Als Ergebnis erhält man den als »%K« bezeichneten Stochastik-Oszillator, der innerhalb einer Skala von 0 bis 100 schwingt. Ein Wert von 100 zeigt an, dass der untersuchte Basiswert am Hoch der betrachteten Zeitspanne gehandelt wird. Ein Wert von 0 zeigt, dass er auf dem Tief notiert. Um den Kursverlauf zu glätten und aus dem Fast Stochastic einen Slow Stochastic zu machen, wird anschließend ein arithmetischer gleitender Durchschnitt auf das Ergebnis berechnet und ebenfalls als »%K« bezeichnet. Zuletzt wird noch eine Signallinie hinzugefügt, die sich wiederum aus einem gleitenden Durchschnitt auf »%K« ergibt und als »%D« bezeichnet wird. Für beide gleitende Durchschnitte werden als Perioden meist die Werte 3 oder 5 verwendet.

Interpretation
Die Lage des Indikators innerhalb der Skala signalisiert, ob sich der untersuchte Basiswert in einem überkauften oder überverkauften markttechnischen Zustand befindet. Werte über 80 gelten als überkauft und der Basiswert entsprechend anfällig für einen Kursrücksetzer. Werte unter 20 gelten als überverkauft und der Basiswert daher anfällig für eine Kurserholung. Herrscht allerdings ein sehr starker Trend vor, kann der Basiswert lange Zeit in einem der genannten Extrembereiche verharren. Es empfiehlt sich daher dringend, dem Indikator einen Trendfilter sowie einen Trendstärkefilter vorzuschalten und vorrangig nach Kaufsignalen im übergeordneten Aufwärtstrend und nach Verkaufssignalen im übergeordneten Abwärtstrend Ausschau zu halten. In schwachen Trendphasen oder in seitwärts gerichteten Handelsspannen liefern hingegen Signale in beide Richtungen gute Ergebnisse. Die eigentlichen Handelssignale ergeben sich aus der Kreuzung der Indikatorlinie (%K) mit der Signallinie (%D). Schneidet die Indikatorlinie die Signallinie im überverkauften Bereich nach oben, gilt dies als Kaufsignal. Ein Schneiden der Signallinie durch die Indikatorlinie im überkauften Bereich nach unten gilt entsprechend als Verkaufssignal.

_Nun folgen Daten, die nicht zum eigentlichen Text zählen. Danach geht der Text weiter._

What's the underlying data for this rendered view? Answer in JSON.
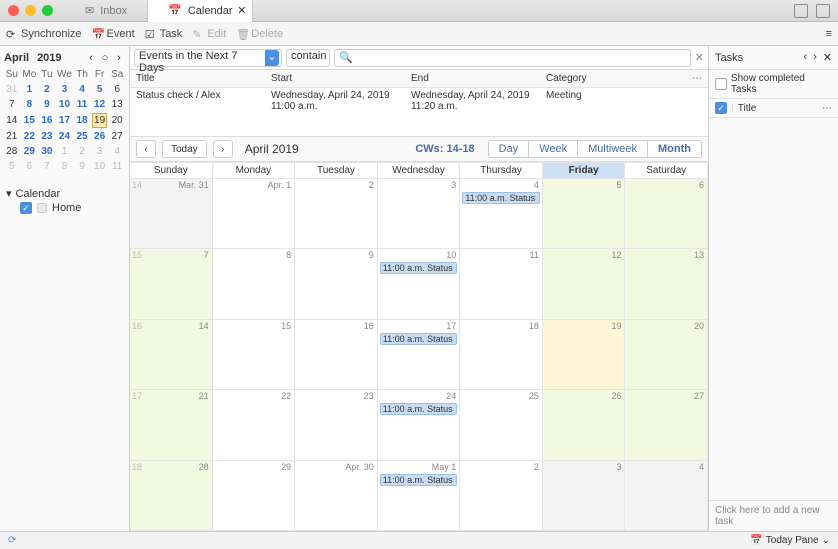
{
  "tabs": {
    "inbox": "Inbox",
    "calendar": "Calendar"
  },
  "toolbar": {
    "sync": "Synchronize",
    "event": "Event",
    "task": "Task",
    "edit": "Edit",
    "delete": "Delete"
  },
  "mini": {
    "month": "April",
    "year": "2019",
    "dow": [
      "Su",
      "Mo",
      "Tu",
      "We",
      "Th",
      "Fr",
      "Sa"
    ],
    "rows": [
      [
        {
          "d": "31",
          "dim": true
        },
        {
          "d": "1",
          "blue": true
        },
        {
          "d": "2",
          "blue": true
        },
        {
          "d": "3",
          "blue": true
        },
        {
          "d": "4",
          "blue": true
        },
        {
          "d": "5",
          "blue": true
        },
        {
          "d": "6"
        }
      ],
      [
        {
          "d": "7"
        },
        {
          "d": "8",
          "blue": true
        },
        {
          "d": "9",
          "blue": true
        },
        {
          "d": "10",
          "blue": true
        },
        {
          "d": "11",
          "blue": true
        },
        {
          "d": "12",
          "blue": true
        },
        {
          "d": "13"
        }
      ],
      [
        {
          "d": "14"
        },
        {
          "d": "15",
          "blue": true
        },
        {
          "d": "16",
          "blue": true
        },
        {
          "d": "17",
          "blue": true
        },
        {
          "d": "18",
          "blue": true
        },
        {
          "d": "19",
          "today": true
        },
        {
          "d": "20"
        }
      ],
      [
        {
          "d": "21"
        },
        {
          "d": "22",
          "blue": true
        },
        {
          "d": "23",
          "blue": true
        },
        {
          "d": "24",
          "blue": true
        },
        {
          "d": "25",
          "blue": true
        },
        {
          "d": "26",
          "blue": true
        },
        {
          "d": "27"
        }
      ],
      [
        {
          "d": "28"
        },
        {
          "d": "29",
          "blue": true
        },
        {
          "d": "30",
          "blue": true
        },
        {
          "d": "1",
          "dim": true
        },
        {
          "d": "2",
          "dim": true
        },
        {
          "d": "3",
          "dim": true
        },
        {
          "d": "4",
          "dim": true
        }
      ],
      [
        {
          "d": "5",
          "dim": true
        },
        {
          "d": "6",
          "dim": true
        },
        {
          "d": "7",
          "dim": true
        },
        {
          "d": "8",
          "dim": true
        },
        {
          "d": "9",
          "dim": true
        },
        {
          "d": "10",
          "dim": true
        },
        {
          "d": "11",
          "dim": true
        }
      ]
    ]
  },
  "sidebar": {
    "calendar_label": "Calendar",
    "home": "Home"
  },
  "filter": {
    "range": "Events in the Next 7 Days",
    "op": "contain",
    "search_placeholder": ""
  },
  "evlist": {
    "headers": {
      "title": "Title",
      "start": "Start",
      "end": "End",
      "category": "Category"
    },
    "rows": [
      {
        "title": "Status check / Alex",
        "start": "Wednesday, April 24, 2019 11:00 a.m.",
        "end": "Wednesday, April 24, 2019 11:20 a.m.",
        "category": "Meeting"
      }
    ]
  },
  "nav": {
    "today": "Today",
    "month_label": "April 2019",
    "cw": "CWs: 14-18",
    "views": {
      "day": "Day",
      "week": "Week",
      "multiweek": "Multiweek",
      "month": "Month"
    }
  },
  "grid": {
    "dow": [
      "Sunday",
      "Monday",
      "Tuesday",
      "Wednesday",
      "Thursday",
      "Friday",
      "Saturday"
    ],
    "weeks": [
      {
        "wn": "14",
        "cells": [
          {
            "d": "Mar. 31",
            "dim": true
          },
          {
            "d": "Apr. 1"
          },
          {
            "d": "2"
          },
          {
            "d": "3"
          },
          {
            "d": "4",
            "ev": "11:00 a.m. Status …"
          },
          {
            "d": "5",
            "green": true
          },
          {
            "d": "6",
            "green": true
          }
        ]
      },
      {
        "wn": "15",
        "cells": [
          {
            "d": "7",
            "green": true
          },
          {
            "d": "8"
          },
          {
            "d": "9"
          },
          {
            "d": "10",
            "ev": "11:00 a.m. Status …"
          },
          {
            "d": "11"
          },
          {
            "d": "12",
            "green": true
          },
          {
            "d": "13",
            "green": true
          }
        ]
      },
      {
        "wn": "16",
        "cells": [
          {
            "d": "14",
            "green": true
          },
          {
            "d": "15"
          },
          {
            "d": "16"
          },
          {
            "d": "17",
            "ev": "11:00 a.m. Status …"
          },
          {
            "d": "18"
          },
          {
            "d": "19",
            "today": true
          },
          {
            "d": "20",
            "green": true
          }
        ]
      },
      {
        "wn": "17",
        "cells": [
          {
            "d": "21",
            "green": true
          },
          {
            "d": "22"
          },
          {
            "d": "23"
          },
          {
            "d": "24",
            "ev": "11:00 a.m. Status …"
          },
          {
            "d": "25"
          },
          {
            "d": "26",
            "green": true
          },
          {
            "d": "27",
            "green": true
          }
        ]
      },
      {
        "wn": "18",
        "cells": [
          {
            "d": "28",
            "green": true
          },
          {
            "d": "29"
          },
          {
            "d": "Apr. 30"
          },
          {
            "d": "May 1",
            "ev": "11:00 a.m. Status …"
          },
          {
            "d": "2"
          },
          {
            "d": "3",
            "dim": true
          },
          {
            "d": "4",
            "dim": true
          }
        ]
      }
    ]
  },
  "tasks": {
    "title": "Tasks",
    "show_completed": "Show completed Tasks",
    "col_title": "Title",
    "add_hint": "Click here to add a new task"
  },
  "status": {
    "today_pane": "Today Pane"
  }
}
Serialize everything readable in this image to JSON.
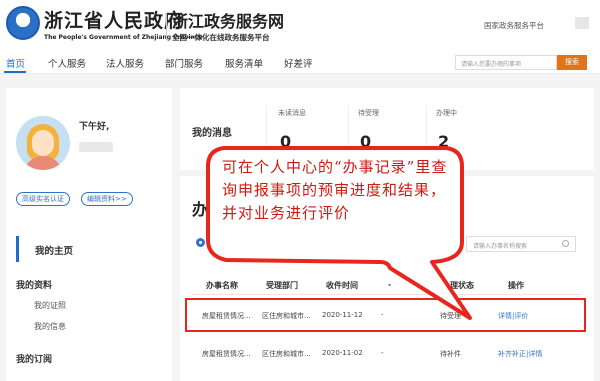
{
  "header": {
    "gov_name": "浙江省人民政府",
    "gov_name_en": "The People's Government of Zhejiang Province",
    "platform_title": "浙江政务服务网",
    "platform_subtitle": "全国一体化在线政务服务平台",
    "national_platform_link": "国家政务服务平台"
  },
  "nav": {
    "items": [
      "首页",
      "个人服务",
      "法人服务",
      "部门服务",
      "服务清单",
      "好差评"
    ],
    "active_index": 0,
    "search_placeholder": "请输入您要办理的事项",
    "search_button": "搜索"
  },
  "sidebar": {
    "greeting": "下午好,",
    "badges": [
      "高级实名认证",
      "编辑资料>>"
    ],
    "home_label": "我的主页",
    "sections": [
      {
        "title": "我的资料",
        "items": [
          "我的证照",
          "我的信息"
        ]
      },
      {
        "title": "我的订阅",
        "items": []
      }
    ]
  },
  "messages": {
    "title": "我的消息",
    "columns": [
      {
        "label": "未读消息",
        "value": "0"
      },
      {
        "label": "待受理",
        "value": "0"
      },
      {
        "label": "办理中",
        "value": "2"
      }
    ]
  },
  "records": {
    "title": "办",
    "search_placeholder": "请输入办事名称搜索",
    "headers": [
      "办事名称",
      "受理部门",
      "收件时间",
      "-",
      "办理状态",
      "操作"
    ],
    "rows": [
      {
        "name": "房屋租赁情况...",
        "dept": "区住房和城市...",
        "date": "2020-11-12",
        "dash": "-",
        "status": "待受理",
        "action": "详情|评价"
      },
      {
        "name": "房屋租赁情况...",
        "dept": "区住房和城市...",
        "date": "2020-11-02",
        "dash": "-",
        "status": "待补件",
        "action": "补齐补正|详情"
      }
    ]
  },
  "callout": {
    "text": "可在个人中心的“办事记录”里查询申报事项的预审进度和结果，并对业务进行评价",
    "color": "#e8261d"
  },
  "colors": {
    "accent": "#1f6fc9",
    "search_button": "#e07418",
    "highlight": "#e8261d"
  }
}
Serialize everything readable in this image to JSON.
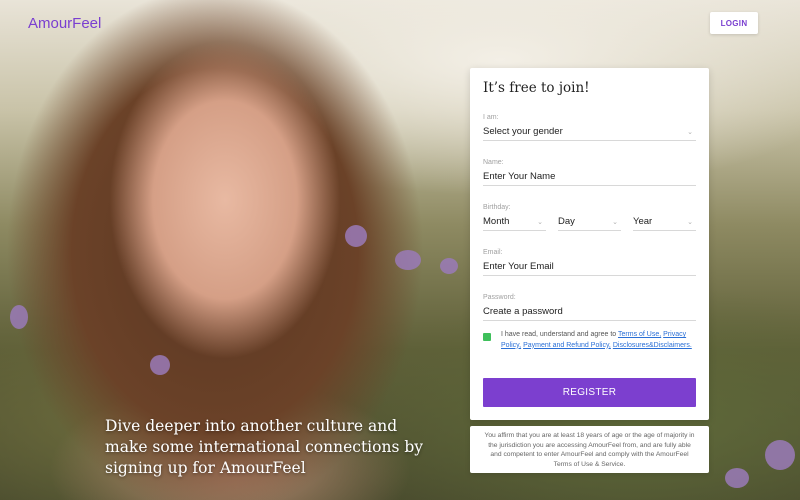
{
  "brand": {
    "name": "AmourFeel",
    "accent": "#7a3fd0"
  },
  "header": {
    "login_label": "LOGIN"
  },
  "tagline": "Dive deeper into another culture and make some international connections by signing up for AmourFeel",
  "form": {
    "title": "It’s free to join!",
    "gender": {
      "label": "I am:",
      "value": "Select your gender"
    },
    "name": {
      "label": "Name:",
      "placeholder": "Enter Your Name"
    },
    "birthday": {
      "label": "Birthday:",
      "month": "Month",
      "day": "Day",
      "year": "Year"
    },
    "email": {
      "label": "Email:",
      "placeholder": "Enter Your Email"
    },
    "password": {
      "label": "Password:",
      "placeholder": "Create a password"
    },
    "agree": {
      "text": "I have read, understand and agree to ",
      "links": [
        "Terms of Use,",
        "Privacy Policy,",
        "Payment and Refund Policy,",
        "Disclosures&Disclaimers."
      ],
      "checkbox_color": "#3fc05b"
    },
    "register_label": "REGISTER",
    "register_color": "#7c3fcf"
  },
  "disclaimer": "You affirm that you are at least 18 years of age or the age of majority in the jurisdiction you are accessing AmourFeel from, and are fully able and competent to enter AmourFeel and comply with the AmourFeel Terms of Use & Service."
}
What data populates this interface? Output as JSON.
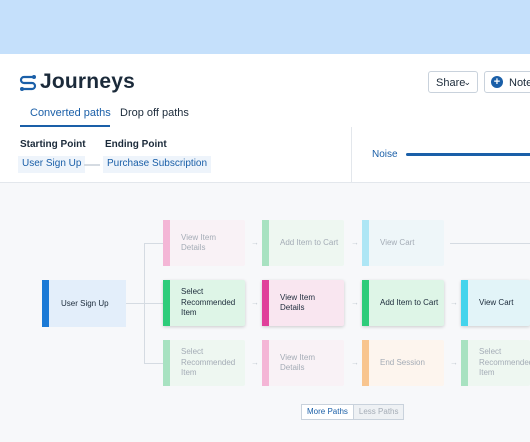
{
  "header": {
    "title": "Journeys",
    "share_label": "Share",
    "notebook_label": "Notebook"
  },
  "tabs": [
    {
      "label": "Converted paths",
      "active": true
    },
    {
      "label": "Drop off paths",
      "active": false
    }
  ],
  "filters": {
    "starting_label": "Starting Point",
    "starting_value": "User Sign Up",
    "ending_label": "Ending Point",
    "ending_value": "Purchase Subscription",
    "noise_label": "Noise"
  },
  "journey": {
    "start": "User Sign Up",
    "top_row": [
      "View Item Details",
      "Add Item to Cart",
      "View Cart"
    ],
    "middle_row": [
      "Select Recommended Item",
      "View Item Details",
      "Add Item to Cart",
      "View Cart"
    ],
    "bottom_row": [
      "Select Recommended Item",
      "View Item Details",
      "End Session",
      "Select Recommended Item"
    ]
  },
  "toggle": {
    "more": "More Paths",
    "less": "Less Paths"
  },
  "colors": {
    "accent": "#1a5fa8",
    "pink": "#f4b6d6",
    "green": "#2ecc7a",
    "magenta": "#e0409a",
    "sky": "#aee6f5",
    "cyan": "#44d4ec",
    "orange": "#f8c58f"
  }
}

Wie bei den meisten Indikatoren erweist sich auch beim Stochastik-Oszillator die Beachtung von Divergenzen zwischen Indikatorkurve und Preiskurve des Basiswerts als hilfreich. Divergenzen signalisieren eine Abschwächung des vorherrschenden Momentums und warnen hierdurch vor einem möglichen Trendwechsel. Eine positive/bullishe Divergenz liegt vor, wenn der Basiswert ein neues Bewegungstief ausbildet, während die Indikatorkurve ein gleich hohes oder höheres Bewegungstief formt. Eine negative/bearishe Divergenz ist dadurch gekennzeichnet, dass die Preiskurve ein neues Hoch formt, während die Indikatorlinie ein gleich hohes oder niedrigeres Hoch ausbildet.